Ryan--I'm like you: I prefer working with small publishers. But collaborating would make it much less scary to go it "alone". I do think collectives are the future. This post got picked up by the Passive Voice and in the thread there, someone mentioned a collective that's run by Ursula Leguin and friends. If somebody of her stature is doing it, there will be more.

December 17, 2013 at 7:10 PM  
Blogger ryan field said...

Thanks for posting about it. I agree and I think we'll see more of this.

December 18, 2013 at 9:24 AM  
Blogger Sherrie Petersen said...

I'm so glad you posted this because I've been seriously thinking about doing this with some friends, but I had no idea it was an actual "thing." This makes me very happy to see. Thanks so much!

December 19, 2013 at 6:11 PM  
Blogger Anne R. Allen said...

ryan--I agree.

Sherrie--It's not ony a "thing" but a trending thing. Go for it!

December 19, 2013 at 6:39 PM  
Blogger Jennifer Hillier said...

Wow, I'd never heard of this before! I think it could be a great option... and just the fact there are options makes me happy.

December 19, 2013 at 8:06 PM  
OpenID britdarby.com said...

This is a terrific concept. The writing team of Brit Darby has done something similar for several years now. Two individual authors, previously established with traditional publishers, got back our book rights and went the indie route when releasing our titles as e-books. We did cover design, editing, e-formatting and marketing on our own. An added twist is that we also co-write books as Brit Darby, so we are set up as an LLC for business purposes. It has been a positive experience on every level, as we have similar interests and writing styles, but bring respective strengths that benefit us both individually and as a team.

December 22, 2013 at 1:28 PM  
Blogger Anne R. Allen said...

Jennifer--I'm with you: the more options the better.

BritDarby--What a wonderful story of collaboration! I'll check out your books.

December 22, 2013 at 3:13 PM  
Blogger Me-Time Tales said...

Good to see authors not letting themselves be beaten by the difficult circumstances we all find ourselves in. Good luck to the collective.

January 7, 2014 at 11:12 AM  
Blogger L Mohajeri said...

Thanks so much. My mom was generous to a fault, and she taught me that helping others is the best road to happiness. So if I helped a few writers with this post, I'm carrying on her tradition.
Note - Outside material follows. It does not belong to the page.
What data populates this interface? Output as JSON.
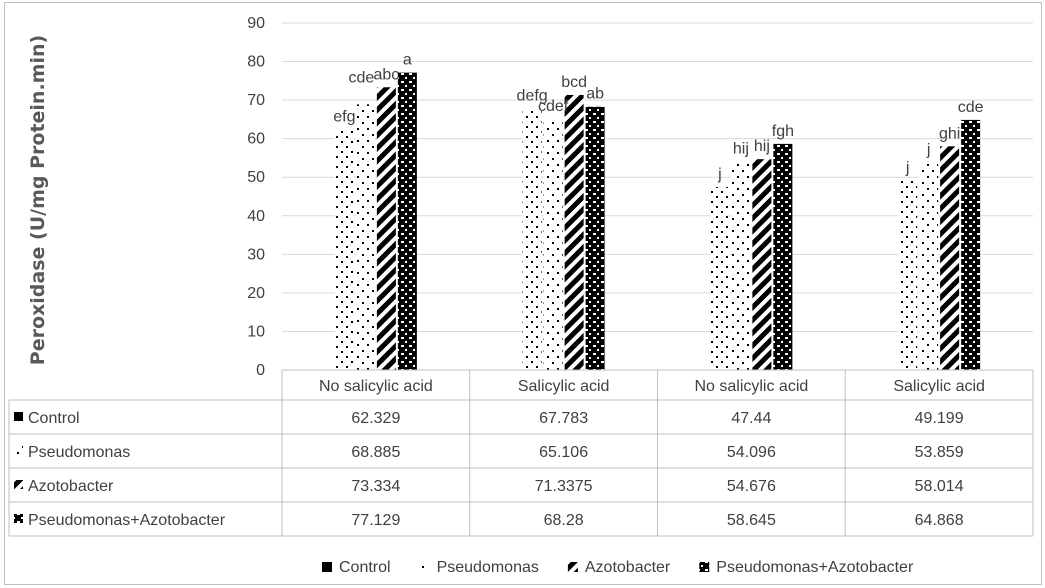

January 22, 2014 at 10:36 AM  
Blogger Anne R. Allen said...

Me-Time--I felt the same way. These are authors who are thinking creatively during a time of upheaval in the business. They deserve to do well.

January 22, 2014 at 10:52 AM  
Blogger Anne R. Allen said...

L--Sounds as if you had a mother like mine. She was amazingly generous to everybody. These authors are being generous to each other--and themselves, by forming a company that makes their work the best it can be.